Saturday, February 18, 2012

Coming Apart

Newsletter: Coming Apart

David Brooks of the NYT is constantly on a chase for explanations of our social structure that won’t make the upper crust look bad. His latest find to do that is Charles Murray’s new study called Coming Apart: The State of White America, 1960-2010, a book that at bottom wants to blame the “welfare state” for beginning the process of “coming apart.” Since Murray makes no bones about being a conservative sociologist I have to take his thinking with a grain of salt, especially his contention that the cultural divide between the two white communities--what Brooks calls the upper-tribe, which represents 20% of the white population, and the lower-tribe, which represents 30% of the same population--that the divide between them is cultural more than economic, and stagnant wages, a decline in manufacturing, rampant joblessness, and divisive inequality have little to do with the separation of tribes or classes. Brooks doesn’t want to use the word “class, “ but I don’t see “tribe” as a great improvement or more descriptive somehow. No matter how you cut the pie, it’s still round.

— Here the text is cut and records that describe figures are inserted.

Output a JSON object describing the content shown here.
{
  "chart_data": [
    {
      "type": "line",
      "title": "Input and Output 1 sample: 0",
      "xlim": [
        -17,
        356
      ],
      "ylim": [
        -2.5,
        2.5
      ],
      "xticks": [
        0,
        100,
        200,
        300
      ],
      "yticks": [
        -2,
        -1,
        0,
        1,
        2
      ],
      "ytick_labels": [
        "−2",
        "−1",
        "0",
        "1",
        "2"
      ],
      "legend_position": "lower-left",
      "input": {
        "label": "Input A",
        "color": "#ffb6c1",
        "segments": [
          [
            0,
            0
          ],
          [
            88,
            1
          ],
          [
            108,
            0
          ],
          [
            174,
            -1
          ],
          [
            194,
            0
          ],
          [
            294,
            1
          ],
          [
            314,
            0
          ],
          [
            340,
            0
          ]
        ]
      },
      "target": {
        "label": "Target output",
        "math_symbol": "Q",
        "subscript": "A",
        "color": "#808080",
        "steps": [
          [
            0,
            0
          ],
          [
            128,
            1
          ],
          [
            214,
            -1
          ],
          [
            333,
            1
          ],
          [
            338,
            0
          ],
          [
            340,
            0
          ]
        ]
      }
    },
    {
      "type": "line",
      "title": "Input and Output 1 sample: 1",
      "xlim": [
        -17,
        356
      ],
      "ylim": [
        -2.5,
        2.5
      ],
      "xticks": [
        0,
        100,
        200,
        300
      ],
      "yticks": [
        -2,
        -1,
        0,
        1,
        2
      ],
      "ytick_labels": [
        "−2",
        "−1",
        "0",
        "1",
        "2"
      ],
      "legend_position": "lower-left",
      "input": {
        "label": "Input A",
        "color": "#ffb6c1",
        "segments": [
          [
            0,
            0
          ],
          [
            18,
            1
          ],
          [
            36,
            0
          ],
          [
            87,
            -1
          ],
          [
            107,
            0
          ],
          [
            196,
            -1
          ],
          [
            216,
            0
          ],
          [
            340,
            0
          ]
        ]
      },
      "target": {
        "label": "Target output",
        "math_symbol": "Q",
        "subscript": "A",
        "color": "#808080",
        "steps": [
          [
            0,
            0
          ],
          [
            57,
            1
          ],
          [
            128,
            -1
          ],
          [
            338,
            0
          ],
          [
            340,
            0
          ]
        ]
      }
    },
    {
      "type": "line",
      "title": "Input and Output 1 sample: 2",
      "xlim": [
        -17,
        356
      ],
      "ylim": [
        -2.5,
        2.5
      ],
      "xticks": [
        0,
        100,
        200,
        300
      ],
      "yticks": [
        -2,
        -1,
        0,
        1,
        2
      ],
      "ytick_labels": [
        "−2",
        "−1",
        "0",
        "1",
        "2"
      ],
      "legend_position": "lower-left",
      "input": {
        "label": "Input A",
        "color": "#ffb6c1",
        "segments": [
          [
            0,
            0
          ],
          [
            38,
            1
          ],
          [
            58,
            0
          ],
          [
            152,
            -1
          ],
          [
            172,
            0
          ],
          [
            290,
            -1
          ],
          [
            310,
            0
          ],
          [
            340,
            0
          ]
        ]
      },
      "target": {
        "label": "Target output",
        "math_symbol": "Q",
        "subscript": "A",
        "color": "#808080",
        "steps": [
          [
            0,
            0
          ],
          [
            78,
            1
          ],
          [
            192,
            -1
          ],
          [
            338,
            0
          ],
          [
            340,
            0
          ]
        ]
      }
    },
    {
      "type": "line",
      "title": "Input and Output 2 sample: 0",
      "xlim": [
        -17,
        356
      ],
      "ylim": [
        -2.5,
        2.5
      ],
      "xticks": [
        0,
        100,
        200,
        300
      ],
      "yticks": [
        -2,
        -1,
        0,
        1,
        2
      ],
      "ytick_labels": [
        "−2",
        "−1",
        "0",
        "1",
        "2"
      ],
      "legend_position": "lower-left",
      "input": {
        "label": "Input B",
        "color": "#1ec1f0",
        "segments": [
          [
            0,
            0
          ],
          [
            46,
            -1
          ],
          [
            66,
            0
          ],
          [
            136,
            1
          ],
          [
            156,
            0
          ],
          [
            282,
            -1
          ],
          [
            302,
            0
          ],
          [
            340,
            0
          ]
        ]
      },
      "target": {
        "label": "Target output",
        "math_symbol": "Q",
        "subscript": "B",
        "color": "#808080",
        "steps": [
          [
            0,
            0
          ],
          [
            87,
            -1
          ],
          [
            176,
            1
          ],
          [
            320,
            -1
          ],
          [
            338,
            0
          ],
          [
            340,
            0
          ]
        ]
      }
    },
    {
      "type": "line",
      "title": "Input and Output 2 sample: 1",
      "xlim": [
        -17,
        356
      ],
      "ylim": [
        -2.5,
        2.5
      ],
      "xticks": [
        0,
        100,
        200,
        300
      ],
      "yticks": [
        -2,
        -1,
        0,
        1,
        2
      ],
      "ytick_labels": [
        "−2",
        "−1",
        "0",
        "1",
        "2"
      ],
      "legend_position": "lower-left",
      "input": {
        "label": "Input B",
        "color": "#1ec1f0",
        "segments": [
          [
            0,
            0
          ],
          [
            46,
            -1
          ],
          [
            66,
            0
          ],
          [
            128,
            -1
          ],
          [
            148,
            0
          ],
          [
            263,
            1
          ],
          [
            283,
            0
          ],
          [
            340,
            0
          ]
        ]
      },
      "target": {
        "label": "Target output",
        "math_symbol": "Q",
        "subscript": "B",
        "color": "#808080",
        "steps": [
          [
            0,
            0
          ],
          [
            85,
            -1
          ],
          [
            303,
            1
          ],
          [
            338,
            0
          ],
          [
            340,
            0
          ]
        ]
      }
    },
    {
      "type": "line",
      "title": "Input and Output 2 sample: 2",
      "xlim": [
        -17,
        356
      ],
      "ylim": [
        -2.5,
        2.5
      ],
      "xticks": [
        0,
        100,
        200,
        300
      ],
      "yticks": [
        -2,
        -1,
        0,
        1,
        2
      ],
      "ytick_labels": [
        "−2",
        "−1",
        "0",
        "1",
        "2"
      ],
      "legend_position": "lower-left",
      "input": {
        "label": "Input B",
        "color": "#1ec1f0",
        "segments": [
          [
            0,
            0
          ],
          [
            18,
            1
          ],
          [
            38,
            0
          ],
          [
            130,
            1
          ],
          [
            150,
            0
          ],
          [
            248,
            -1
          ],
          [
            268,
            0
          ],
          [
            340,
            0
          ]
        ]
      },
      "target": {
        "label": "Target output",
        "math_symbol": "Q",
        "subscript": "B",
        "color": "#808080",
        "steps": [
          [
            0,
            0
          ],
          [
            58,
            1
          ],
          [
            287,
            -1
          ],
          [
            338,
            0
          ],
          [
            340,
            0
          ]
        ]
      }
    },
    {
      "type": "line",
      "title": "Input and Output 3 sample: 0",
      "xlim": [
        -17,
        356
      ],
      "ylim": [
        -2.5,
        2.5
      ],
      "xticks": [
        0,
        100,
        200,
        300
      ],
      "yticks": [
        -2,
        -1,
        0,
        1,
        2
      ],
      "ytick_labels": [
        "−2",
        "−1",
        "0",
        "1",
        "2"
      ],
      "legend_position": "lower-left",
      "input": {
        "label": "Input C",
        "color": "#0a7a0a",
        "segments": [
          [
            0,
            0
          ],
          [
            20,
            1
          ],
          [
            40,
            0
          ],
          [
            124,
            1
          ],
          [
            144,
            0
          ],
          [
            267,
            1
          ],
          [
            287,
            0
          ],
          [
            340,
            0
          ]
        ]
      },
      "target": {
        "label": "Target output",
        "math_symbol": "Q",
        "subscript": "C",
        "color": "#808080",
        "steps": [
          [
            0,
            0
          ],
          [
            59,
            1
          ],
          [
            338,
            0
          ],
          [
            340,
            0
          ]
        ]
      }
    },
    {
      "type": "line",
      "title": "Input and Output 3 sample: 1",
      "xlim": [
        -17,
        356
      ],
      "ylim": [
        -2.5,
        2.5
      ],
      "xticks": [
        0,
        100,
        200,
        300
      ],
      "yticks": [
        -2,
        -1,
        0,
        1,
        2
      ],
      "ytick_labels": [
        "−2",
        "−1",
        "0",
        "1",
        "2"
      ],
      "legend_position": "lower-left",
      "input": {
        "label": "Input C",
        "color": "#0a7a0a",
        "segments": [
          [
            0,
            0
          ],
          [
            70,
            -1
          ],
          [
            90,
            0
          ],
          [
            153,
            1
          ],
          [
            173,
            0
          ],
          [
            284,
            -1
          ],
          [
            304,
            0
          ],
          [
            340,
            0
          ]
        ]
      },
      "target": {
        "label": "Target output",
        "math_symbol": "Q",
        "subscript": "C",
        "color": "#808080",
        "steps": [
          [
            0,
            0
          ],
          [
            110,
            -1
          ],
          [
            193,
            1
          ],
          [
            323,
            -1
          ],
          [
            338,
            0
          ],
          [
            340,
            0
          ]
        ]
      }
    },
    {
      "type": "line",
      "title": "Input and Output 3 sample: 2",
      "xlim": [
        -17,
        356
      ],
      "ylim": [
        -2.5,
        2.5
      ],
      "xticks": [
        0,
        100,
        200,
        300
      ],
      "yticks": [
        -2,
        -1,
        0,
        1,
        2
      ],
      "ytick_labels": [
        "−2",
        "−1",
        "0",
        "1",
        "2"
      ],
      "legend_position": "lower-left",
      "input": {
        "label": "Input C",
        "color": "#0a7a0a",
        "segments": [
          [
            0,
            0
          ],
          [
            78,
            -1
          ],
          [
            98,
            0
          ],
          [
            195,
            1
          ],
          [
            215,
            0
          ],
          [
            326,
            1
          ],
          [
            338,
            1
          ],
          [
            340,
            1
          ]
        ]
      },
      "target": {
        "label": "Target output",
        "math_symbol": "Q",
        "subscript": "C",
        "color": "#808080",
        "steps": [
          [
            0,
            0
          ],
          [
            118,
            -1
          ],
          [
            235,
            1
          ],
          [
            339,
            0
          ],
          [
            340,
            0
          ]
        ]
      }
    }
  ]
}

Murray attempts to turn the accepted idea of class differences upside down. For example: the notion that working class people, those that Sarah Palin likes to call “ordinary Americans,” are the backbone of our core American values, like faith, hard work, honesty, and marriage. Murray calls these our “founding virtues.” In contrast the upper crust was viewed as secular, skeptical, irreligious, often divorced, dishonest and a bit decadent. In the early sixties the two groups lived cheek by jowl, not so far apart as they are today. The old interaction is totally absent. So how are those “founding virtues” doing today? Lets look at what Murray discovered. Having a child out of wedlock is now a rare occurrence in the upper-tribe, whereas in the lower-tribe 45% have kids outside of marriage, and, not too surprising, marriage is less frequent or tends to be unstable. And remember we are talking about only the white population. It appears lower-tribe probity and core strength isn’t what it used to be. In the upper-tribe, after a flirtation with countercultural values in the sixties and seventies, has righted the ship and the folks in the 20% group are now going to church, divorcing less and maintaining the centrality of marriage and smart child-rearing, display civic concern, believe in the value of education, working hard, and live in enclaves of considerable stability. Their communities are no longer contiguous with the 30%. They live in gated communities or in suburbs filled with the like-minded.. The homes of the well off cost ten times what they had cost in the sixties. They live in isolation from the poor and middle class. And the separation is quite deliberate. One critic called it “self-segregation.” Birds of a feather flock together. It’s a cliché but its still true. The cultural habits of the elite class would be unrecognizable to the lower tribe—to mainstream America. They eat differently, they play with more expensive toys, have more expensive cars, like a different brand of entertainment, and live in clusters in what Murray calls “super Zip Codes, surrounded by huge lawns and neighbored by other rich. They are separated not only by culture but by geography.”

What is really coming apart is the lower tribe. Murray thinks the bonds of community, and the founding virtues that support the bonds, are frayed and in decline. Many men are working just part time and those once called “bums” are no longer scorned like in the past. It appears that he is suggesting that there is a degrading process going on among the 30%, as they seem to be falling into the same “sociological underclass” that we usually associate with African-Americans and other ethnic subsets. While the poor in the rest of the world are emerging from living on a dollar a day, the 30% are going backwards, experiencing the early stages of Ghettoization. Murray’s conservatism is revealed when he blames the “welfare state” and government bureaucracy’s habit of allocating funds inefficiently. (What about Medicare, sir!) There are few people being coddled by a welfare system these days, unless you consider food stamps a luxury and unemployment insurance a waste of money during hard times. Murray pays little attention to the inequality gap between the tribes, keeping to his premise of cultural differences, paying little heed to the economic factors which are obviously huge and causative.

Brooks comments about the lower tribe: “ Members work hard and dream big, but are more removed from traditional bourgeois norms. They live in disorganized, postmodern neighborhoods in which it is much harder to be self-disciplined and productive.” He softballs an answer to the great divide: persons from the upper tribe should interact with their brethren on the lower level, something along the lines of the old Vista program. National Service is easy to suggest, but hard to bring off, especially with the current Congress.

Bradford Wilcox of the Wall Street Journal reviewed Coming Apart and concluded “policy makers and business leaders need to shore up the economic foundation of working and middle class life.” That’s a good place to start.